Hey everyone, did you know that Wix Studio provides you with a choice of environments for developing your websites?
Today, you will get familiar with working in Wix IDE and write your first lines of code.
To enable the Dev environment and access Wix IDE:
Click on the curly braces in the left-hand navigation.
Next, click "Start coding" to initialize Wix IDE.
Click code in Wix IDE:
Wix IDE is a VS Code-based IDE and will open in a new tab.
The IDE will open on a welcome screen, but let's take a look at the "Read Me" over on the left-hand side.
This contains documentation that you can reference if you have any questions while working in the Wix IDE.
Now let's review the file tree on the left-hand side:
The "source" folder is where all of the code for your site lives.
The first file is "backend." You can see all of your backend code files here.
The "pages" folder contains all of your front-end code files for each page.

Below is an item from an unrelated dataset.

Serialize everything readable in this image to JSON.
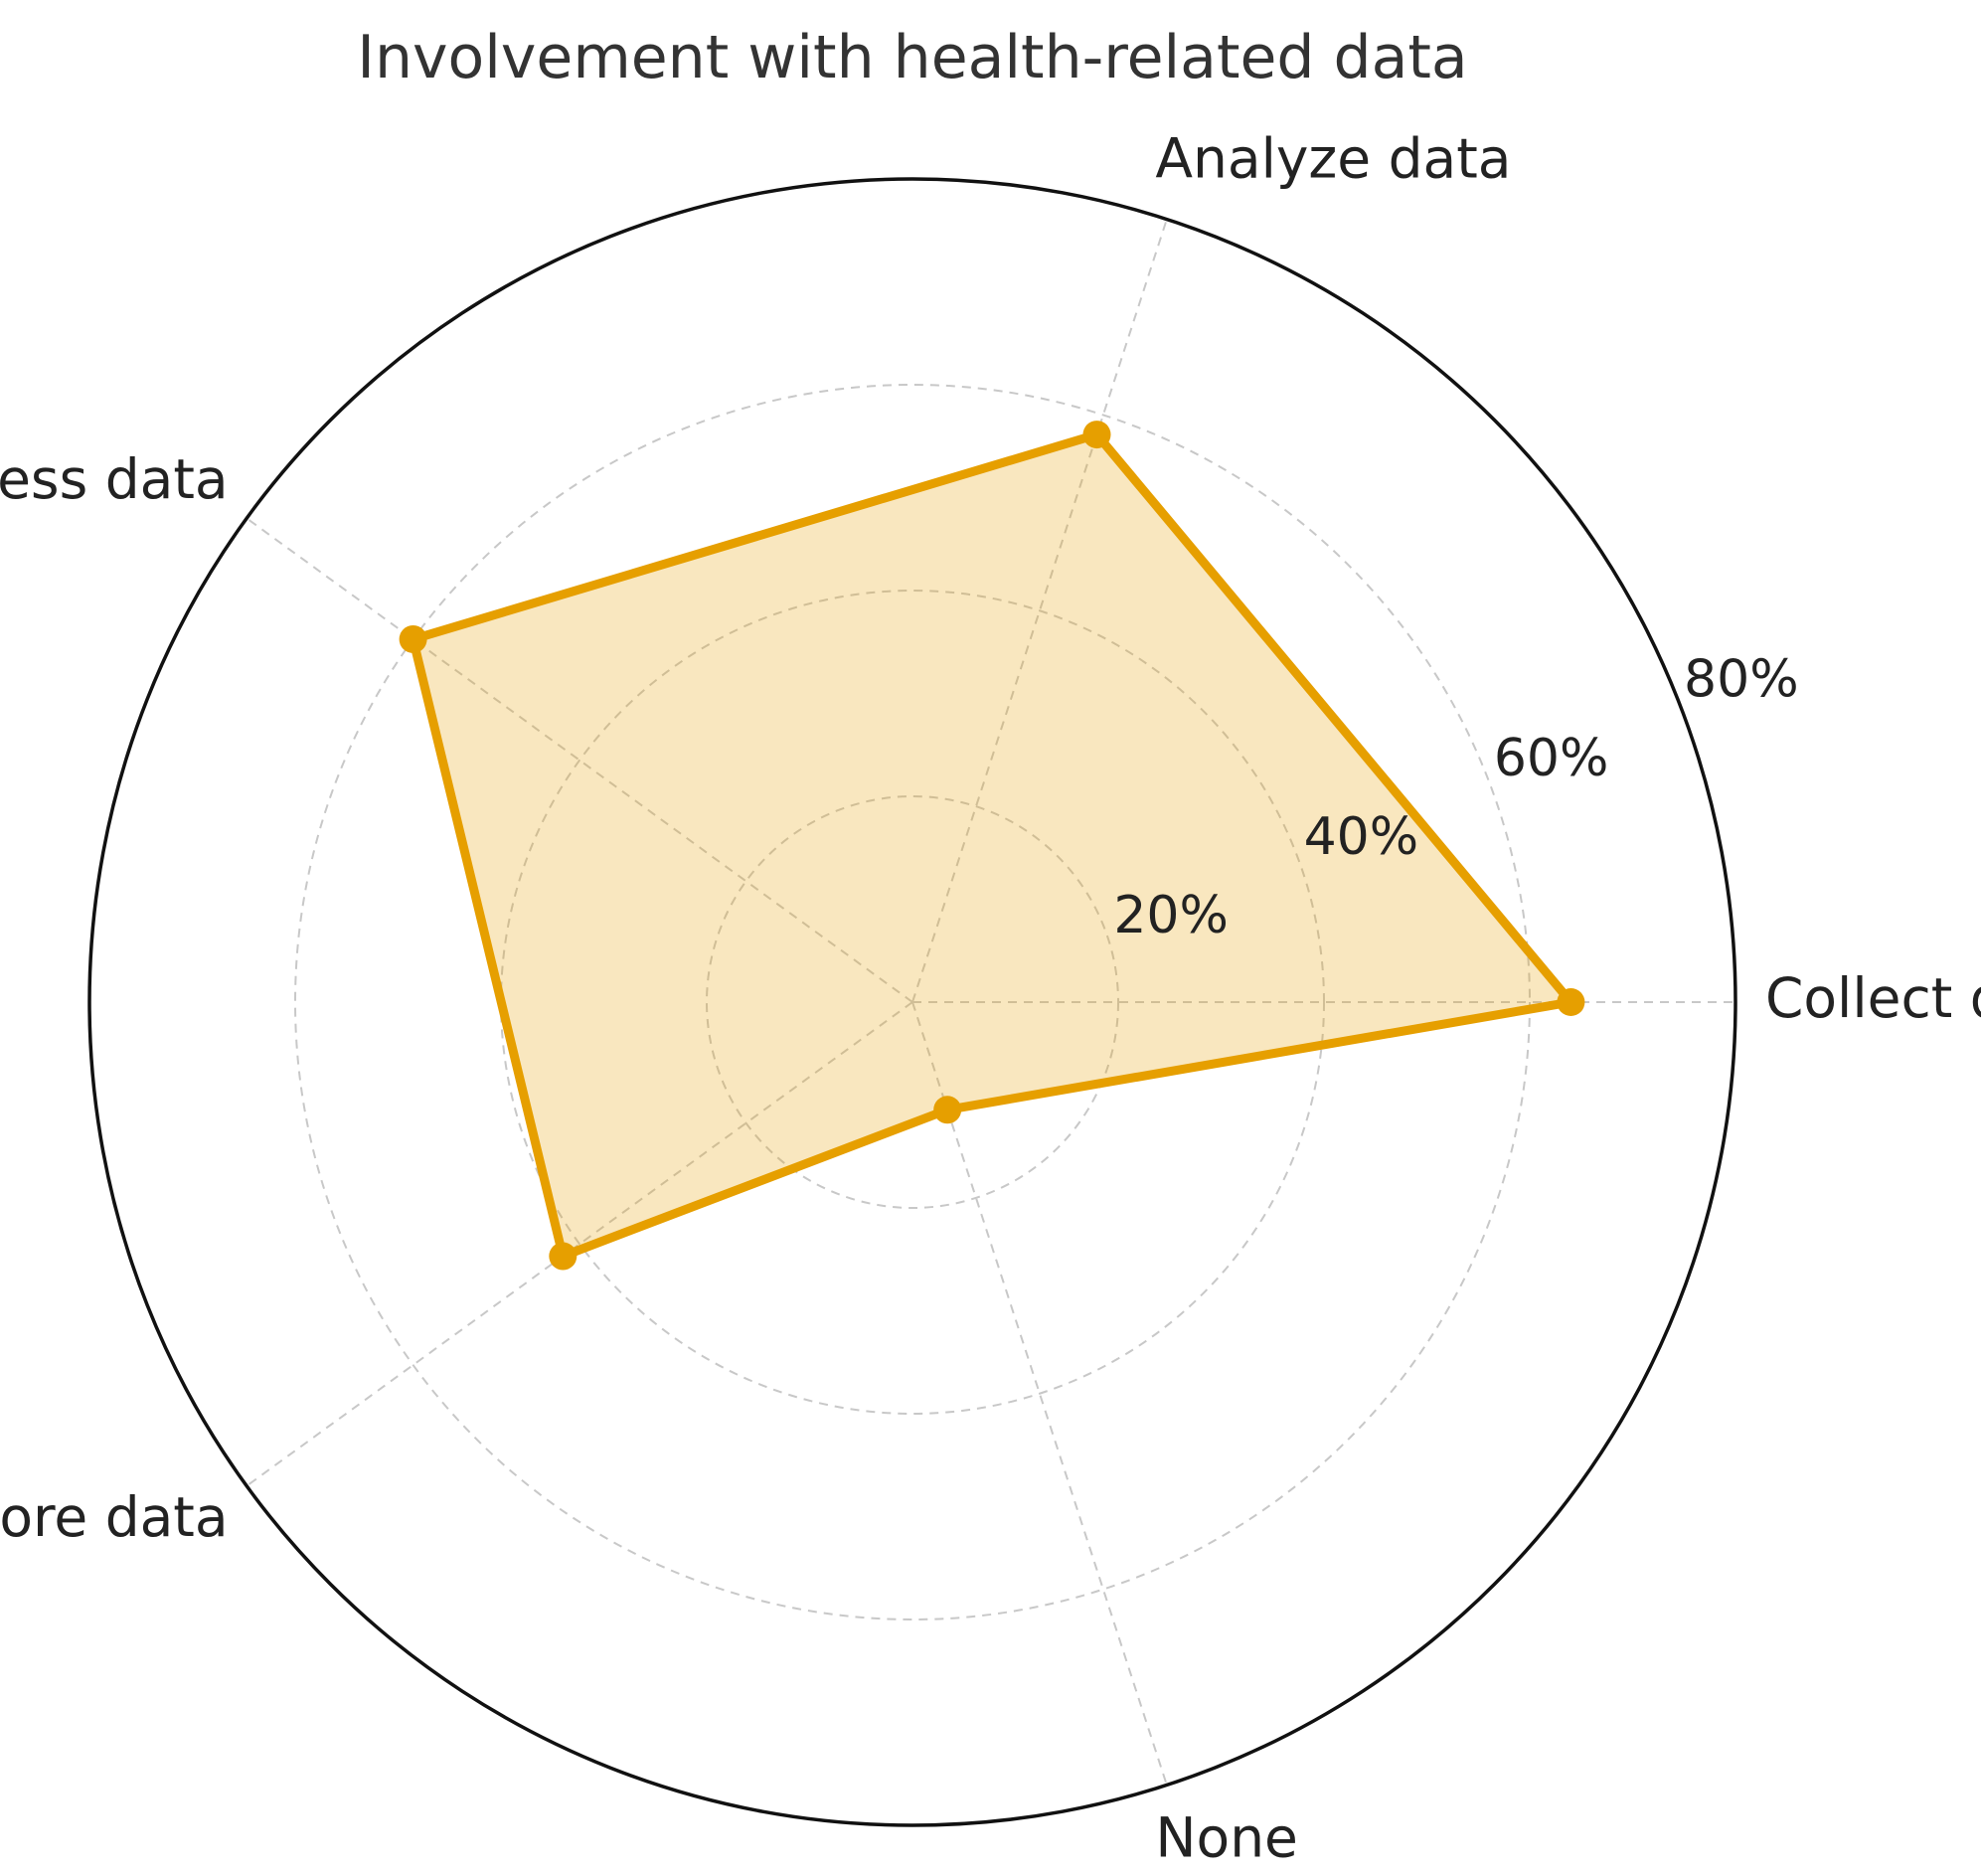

The file names you'll see consist of the name of the page and then an ID for internal use. You do not want to change or create any new files in this folder. They are generated for you for Pages specifically. Any adding, renaming, and deleting can only be done in the editor, and this will sync with the code files. This is not the same as backend, which you can create in either place.
There is another video covering backend files which you can reference later (link in the description).
You also have access here to your public files and your Styles if you're using custom CSS.
The "JS config" and "Wix" folders are system folders and can be ignored.
To the left of your file tree is a feature unique to Wix IDE, which is the Wix AI Assistant:
You can use this to help you write code, fix errors, discover new features, and learn all about the different APIs. There's a link in the description so you can learn more about how to use this feature on your own.
To open files in the Wix IDE:
You can either click on them over here in the left tree. But as your project grows, you may want to use a shortcut to find the files you're looking for more efficiently.
You can click "command" plus "o" or "control" + "o" if you're on Windows and start typing the name of the file you were looking for to open it.
Another great feature is the ability to open two code files at the same time in a split screen:
To do this, use "command" or "Control" + "Backslash" which will open the split screen.
Then you can use "command" plus "o" again to open whatever file you want to have open next to it. This is really useful when you're working on backend functions that you're going to import into your page code. You can see what's going on side by side and modify them.
We only need a homepage open, so go ahead and close the master page file.
The last feature before we get started is the timeline at the bottom:
While you are working, this will autosave code changes and keep a history of the current IDE session so you can revert back while you're working if needed.
Now that we're acclimated, let's write some code!
If you haven't already, in the editor, you'll want to make sure that you have a button and a text element on your page.
* In the "onReady" function, let's type "$w" and the ID of our button inside the parentheses to target the element we're writing the click handler for.
* Notice we have an error on the ID for the button, and this just means that we haven't actually assigned the button element the ID that we want to use yet.
* A best practice is to give meaningful IDs to any element you plan to manipulate via code.
* So let's go back over to the editor and give these elements some names. You can give an element a name by clicking on it and then in the properties panel you will be able to update the ID.
**Let's go ahead and do the ID for the text element now.**
* Back in the Wix IDE tab, you see that you no longer have an error on your button ID, and we can keep writing out our click event.
* We are going to update the text element to have a new message on button click.